Soy un banquero alegre, nada me falta

En ‘El café’, Dan Jemmett y los actores de La Abadía fustigan la codicia, el egocentrismo erecto y la moral de casino

Javier Vallejo

En esta comedia, nadie quiere a nadie, salvo como objeto de deseo, y todos adoran el dinero: no se habla de otra cosa. El café, de R. W. Fassbinder, es una versión (libre pero fidelísima en cuanto al nombre, la naturaleza de sus personajes y la estructura argumental se refiere), de La bottega del caffè (1750) , comedia de costumbres en la que Goldoni retrató a la burguesía, los hombres de negocios y los usureros, en la Venecia republicana del settecento.

El autor alemán y el italiano de otrora comparten intención satírica y moralizante, pero donde éste es amable y levemente optimista (Pandolfo, capo del casino, acaba en la cárcel merecidamente), aquél, con el bagaje de dos siglos más de historia, es medularmente escéptico: cuando Marzio denuncia a Pandolfo por tener sus tragaperras trucadas, la policía le responde que porque adeuda una cantidad enorme a la ciudad han de hacer la vista gorda, para que devuelva quizá ese dinero algún día. La puesta en escena que Dan Jemmett acaba de estrenar ofrece una perspectiva todavía más negativa de la moral de la élite económica. Bajo su batuta, los personajes que Fassbinder retrataba gélidos e implacables aparecen rotos y fuera de sí. Con una gestualidad exacerbada minuciosamente, sus intérpretes encarnan la codicia, la ambición y el deseo en estado puro.

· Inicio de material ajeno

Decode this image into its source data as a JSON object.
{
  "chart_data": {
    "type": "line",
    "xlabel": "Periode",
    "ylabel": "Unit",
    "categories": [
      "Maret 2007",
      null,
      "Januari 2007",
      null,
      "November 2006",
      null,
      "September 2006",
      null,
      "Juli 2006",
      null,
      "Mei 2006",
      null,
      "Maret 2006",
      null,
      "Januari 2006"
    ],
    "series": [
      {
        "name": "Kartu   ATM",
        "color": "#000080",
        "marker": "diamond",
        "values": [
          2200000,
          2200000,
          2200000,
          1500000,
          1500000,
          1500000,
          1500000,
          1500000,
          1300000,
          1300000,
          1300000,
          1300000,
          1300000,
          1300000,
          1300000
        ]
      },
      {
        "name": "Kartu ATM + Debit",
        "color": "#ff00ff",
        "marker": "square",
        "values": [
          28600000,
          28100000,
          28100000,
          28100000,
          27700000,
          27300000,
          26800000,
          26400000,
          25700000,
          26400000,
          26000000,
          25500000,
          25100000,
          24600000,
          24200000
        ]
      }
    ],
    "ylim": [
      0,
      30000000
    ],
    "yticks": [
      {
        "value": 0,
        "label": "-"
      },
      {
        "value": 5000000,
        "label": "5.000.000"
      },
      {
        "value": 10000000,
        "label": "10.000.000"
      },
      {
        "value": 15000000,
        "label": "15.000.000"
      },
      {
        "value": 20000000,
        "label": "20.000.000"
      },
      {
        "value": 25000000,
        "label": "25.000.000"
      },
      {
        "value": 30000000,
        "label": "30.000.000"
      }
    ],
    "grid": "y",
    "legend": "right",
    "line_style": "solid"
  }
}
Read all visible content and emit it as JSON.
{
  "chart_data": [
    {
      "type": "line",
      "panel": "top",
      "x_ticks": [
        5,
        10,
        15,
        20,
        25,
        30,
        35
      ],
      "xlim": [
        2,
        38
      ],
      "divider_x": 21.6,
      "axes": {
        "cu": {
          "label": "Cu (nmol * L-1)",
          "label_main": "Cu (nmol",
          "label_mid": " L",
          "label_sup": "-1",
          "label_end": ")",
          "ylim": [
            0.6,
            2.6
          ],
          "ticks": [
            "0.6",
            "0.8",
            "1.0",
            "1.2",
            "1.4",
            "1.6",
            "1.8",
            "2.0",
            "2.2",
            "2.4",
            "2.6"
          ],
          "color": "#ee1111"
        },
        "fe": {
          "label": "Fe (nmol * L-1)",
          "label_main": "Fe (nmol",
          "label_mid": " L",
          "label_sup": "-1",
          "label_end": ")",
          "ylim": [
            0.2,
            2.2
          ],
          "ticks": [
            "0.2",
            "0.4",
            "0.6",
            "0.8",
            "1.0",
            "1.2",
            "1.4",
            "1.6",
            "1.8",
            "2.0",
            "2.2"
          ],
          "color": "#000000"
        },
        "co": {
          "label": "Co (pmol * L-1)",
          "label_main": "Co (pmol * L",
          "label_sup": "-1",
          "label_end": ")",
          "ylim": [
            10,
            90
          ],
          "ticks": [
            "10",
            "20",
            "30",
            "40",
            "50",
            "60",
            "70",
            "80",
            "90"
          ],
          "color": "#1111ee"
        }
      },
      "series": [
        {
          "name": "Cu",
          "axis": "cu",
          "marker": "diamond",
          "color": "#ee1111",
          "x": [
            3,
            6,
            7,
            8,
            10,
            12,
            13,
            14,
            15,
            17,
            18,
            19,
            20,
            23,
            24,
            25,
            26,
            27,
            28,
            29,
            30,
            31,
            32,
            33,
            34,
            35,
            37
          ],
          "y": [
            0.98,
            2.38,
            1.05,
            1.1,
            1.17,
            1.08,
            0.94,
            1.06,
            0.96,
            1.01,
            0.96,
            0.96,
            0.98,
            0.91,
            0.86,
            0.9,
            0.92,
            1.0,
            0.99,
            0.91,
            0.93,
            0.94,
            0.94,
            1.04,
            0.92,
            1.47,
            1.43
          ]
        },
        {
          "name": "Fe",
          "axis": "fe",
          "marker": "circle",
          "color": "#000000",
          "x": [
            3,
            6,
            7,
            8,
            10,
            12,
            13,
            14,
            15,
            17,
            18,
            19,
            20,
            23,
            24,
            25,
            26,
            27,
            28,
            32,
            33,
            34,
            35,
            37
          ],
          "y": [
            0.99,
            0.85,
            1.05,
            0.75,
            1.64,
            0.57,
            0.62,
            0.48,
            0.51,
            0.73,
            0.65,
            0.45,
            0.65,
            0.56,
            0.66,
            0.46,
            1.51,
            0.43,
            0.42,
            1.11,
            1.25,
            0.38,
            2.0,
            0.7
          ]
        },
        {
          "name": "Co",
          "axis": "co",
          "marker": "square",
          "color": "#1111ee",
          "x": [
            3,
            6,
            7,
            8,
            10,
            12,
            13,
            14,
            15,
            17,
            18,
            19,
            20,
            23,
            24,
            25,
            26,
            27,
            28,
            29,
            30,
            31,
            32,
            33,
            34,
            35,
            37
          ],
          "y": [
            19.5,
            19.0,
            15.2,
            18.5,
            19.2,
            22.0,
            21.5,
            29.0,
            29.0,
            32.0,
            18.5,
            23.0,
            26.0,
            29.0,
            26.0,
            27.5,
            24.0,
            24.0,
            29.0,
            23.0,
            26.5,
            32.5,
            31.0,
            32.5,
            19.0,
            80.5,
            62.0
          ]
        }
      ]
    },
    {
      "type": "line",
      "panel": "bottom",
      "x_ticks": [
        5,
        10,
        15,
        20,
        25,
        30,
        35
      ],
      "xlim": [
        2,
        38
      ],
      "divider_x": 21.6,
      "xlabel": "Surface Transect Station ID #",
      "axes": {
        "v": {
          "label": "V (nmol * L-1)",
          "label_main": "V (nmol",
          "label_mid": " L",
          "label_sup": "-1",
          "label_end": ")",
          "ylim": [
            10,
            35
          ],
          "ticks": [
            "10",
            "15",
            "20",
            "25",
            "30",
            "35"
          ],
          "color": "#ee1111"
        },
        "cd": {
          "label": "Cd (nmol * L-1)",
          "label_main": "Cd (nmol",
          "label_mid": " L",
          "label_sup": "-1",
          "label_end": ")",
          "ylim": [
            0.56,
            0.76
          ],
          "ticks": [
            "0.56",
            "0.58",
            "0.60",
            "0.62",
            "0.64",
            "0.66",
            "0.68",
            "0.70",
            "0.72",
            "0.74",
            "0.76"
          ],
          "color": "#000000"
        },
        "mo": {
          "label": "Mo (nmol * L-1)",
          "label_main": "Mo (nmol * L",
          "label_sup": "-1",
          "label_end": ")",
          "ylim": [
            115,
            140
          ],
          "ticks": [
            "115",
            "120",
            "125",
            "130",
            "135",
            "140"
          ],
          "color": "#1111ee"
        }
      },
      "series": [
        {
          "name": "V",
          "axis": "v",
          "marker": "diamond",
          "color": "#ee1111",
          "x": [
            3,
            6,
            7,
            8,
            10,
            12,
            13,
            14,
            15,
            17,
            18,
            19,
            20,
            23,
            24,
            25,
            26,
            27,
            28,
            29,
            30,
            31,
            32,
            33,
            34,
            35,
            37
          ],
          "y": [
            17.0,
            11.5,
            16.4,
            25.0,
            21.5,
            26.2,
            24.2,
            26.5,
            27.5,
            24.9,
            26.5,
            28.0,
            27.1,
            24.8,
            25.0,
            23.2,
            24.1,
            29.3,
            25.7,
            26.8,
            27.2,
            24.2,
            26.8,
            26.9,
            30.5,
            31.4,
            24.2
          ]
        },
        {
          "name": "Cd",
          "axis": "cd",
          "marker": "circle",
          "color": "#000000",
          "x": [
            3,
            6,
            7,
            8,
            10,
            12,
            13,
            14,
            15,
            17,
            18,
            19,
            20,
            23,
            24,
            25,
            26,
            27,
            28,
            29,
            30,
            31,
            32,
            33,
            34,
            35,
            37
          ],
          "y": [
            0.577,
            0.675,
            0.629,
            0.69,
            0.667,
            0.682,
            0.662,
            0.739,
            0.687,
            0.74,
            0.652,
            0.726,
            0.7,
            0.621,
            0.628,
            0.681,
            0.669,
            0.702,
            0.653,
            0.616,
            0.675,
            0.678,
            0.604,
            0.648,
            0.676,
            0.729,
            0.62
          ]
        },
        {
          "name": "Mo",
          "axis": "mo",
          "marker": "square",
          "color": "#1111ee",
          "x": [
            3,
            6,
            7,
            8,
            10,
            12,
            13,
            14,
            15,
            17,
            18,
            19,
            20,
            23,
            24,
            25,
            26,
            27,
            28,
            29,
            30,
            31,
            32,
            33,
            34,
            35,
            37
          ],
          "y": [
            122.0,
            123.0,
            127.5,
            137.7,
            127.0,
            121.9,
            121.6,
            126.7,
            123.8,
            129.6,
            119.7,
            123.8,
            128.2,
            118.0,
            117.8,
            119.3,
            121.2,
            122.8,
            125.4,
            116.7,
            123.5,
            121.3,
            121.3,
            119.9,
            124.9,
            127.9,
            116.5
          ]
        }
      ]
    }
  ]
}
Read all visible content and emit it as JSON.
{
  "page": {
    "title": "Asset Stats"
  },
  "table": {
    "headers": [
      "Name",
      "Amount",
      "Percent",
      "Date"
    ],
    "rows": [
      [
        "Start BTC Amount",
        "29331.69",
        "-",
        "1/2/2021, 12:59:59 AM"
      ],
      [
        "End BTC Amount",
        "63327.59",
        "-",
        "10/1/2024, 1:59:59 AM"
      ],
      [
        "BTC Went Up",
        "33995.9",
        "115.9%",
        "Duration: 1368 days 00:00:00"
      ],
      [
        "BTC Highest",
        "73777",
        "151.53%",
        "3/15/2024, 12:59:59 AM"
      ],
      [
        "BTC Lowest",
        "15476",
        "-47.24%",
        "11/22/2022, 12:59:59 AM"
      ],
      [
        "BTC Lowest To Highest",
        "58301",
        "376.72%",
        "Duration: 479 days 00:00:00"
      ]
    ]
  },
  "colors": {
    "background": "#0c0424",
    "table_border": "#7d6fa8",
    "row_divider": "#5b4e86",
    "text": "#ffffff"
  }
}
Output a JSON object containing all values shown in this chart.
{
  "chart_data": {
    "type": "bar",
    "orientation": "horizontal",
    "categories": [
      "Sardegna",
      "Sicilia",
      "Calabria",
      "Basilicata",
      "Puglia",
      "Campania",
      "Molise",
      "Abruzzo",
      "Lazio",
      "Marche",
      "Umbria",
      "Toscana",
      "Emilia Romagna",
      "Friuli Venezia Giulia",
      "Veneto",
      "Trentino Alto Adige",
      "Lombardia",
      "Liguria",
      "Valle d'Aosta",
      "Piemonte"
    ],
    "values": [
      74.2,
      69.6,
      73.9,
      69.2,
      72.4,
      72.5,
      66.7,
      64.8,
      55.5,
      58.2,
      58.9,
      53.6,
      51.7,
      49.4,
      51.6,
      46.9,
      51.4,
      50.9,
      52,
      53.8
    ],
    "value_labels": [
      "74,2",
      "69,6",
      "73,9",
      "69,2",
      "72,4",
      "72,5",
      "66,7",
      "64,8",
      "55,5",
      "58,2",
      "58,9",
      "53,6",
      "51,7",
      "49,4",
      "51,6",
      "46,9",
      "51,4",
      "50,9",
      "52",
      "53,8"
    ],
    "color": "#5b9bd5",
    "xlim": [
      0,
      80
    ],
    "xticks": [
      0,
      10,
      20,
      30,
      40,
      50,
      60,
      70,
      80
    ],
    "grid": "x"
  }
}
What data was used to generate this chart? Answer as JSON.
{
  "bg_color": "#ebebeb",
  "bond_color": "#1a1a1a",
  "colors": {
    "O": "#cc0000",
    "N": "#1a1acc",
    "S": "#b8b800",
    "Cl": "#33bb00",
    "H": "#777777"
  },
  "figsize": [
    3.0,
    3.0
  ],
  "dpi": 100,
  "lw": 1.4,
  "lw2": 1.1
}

El café (La comedia del dinero)

Autor: Rainer Werner Fassbinder, a partir de la obra de Goldoni: Traducción: Miguel Sáenz. Dirección: Dan Jemmett. Teatro de La Abadía. Hasta el 31 de marzo.

Jemmett embarca a los actores del Teatro de La Abadía en un ejercicio de estilo extremo: texto dicho siempre a público y a una velocidad cuasi imposible de seguir; cada gesto, elevado al cubo; cada actitud, a la enésima potencia. Algunos actores lo resuelven con una precisión exquisita: crean un imaginario grotesco, sin contagiarse. Controlan a su personaje. Otros se manchan con él, pero en general salen muy bien parados del envite. Llega un momento en el cual ese estar todos en fase maníaca permanente, agota. Dudo que manera tan literal de exponer el espíritu de la adicción al dinero y el poder sea la más legible ni la más eficaz.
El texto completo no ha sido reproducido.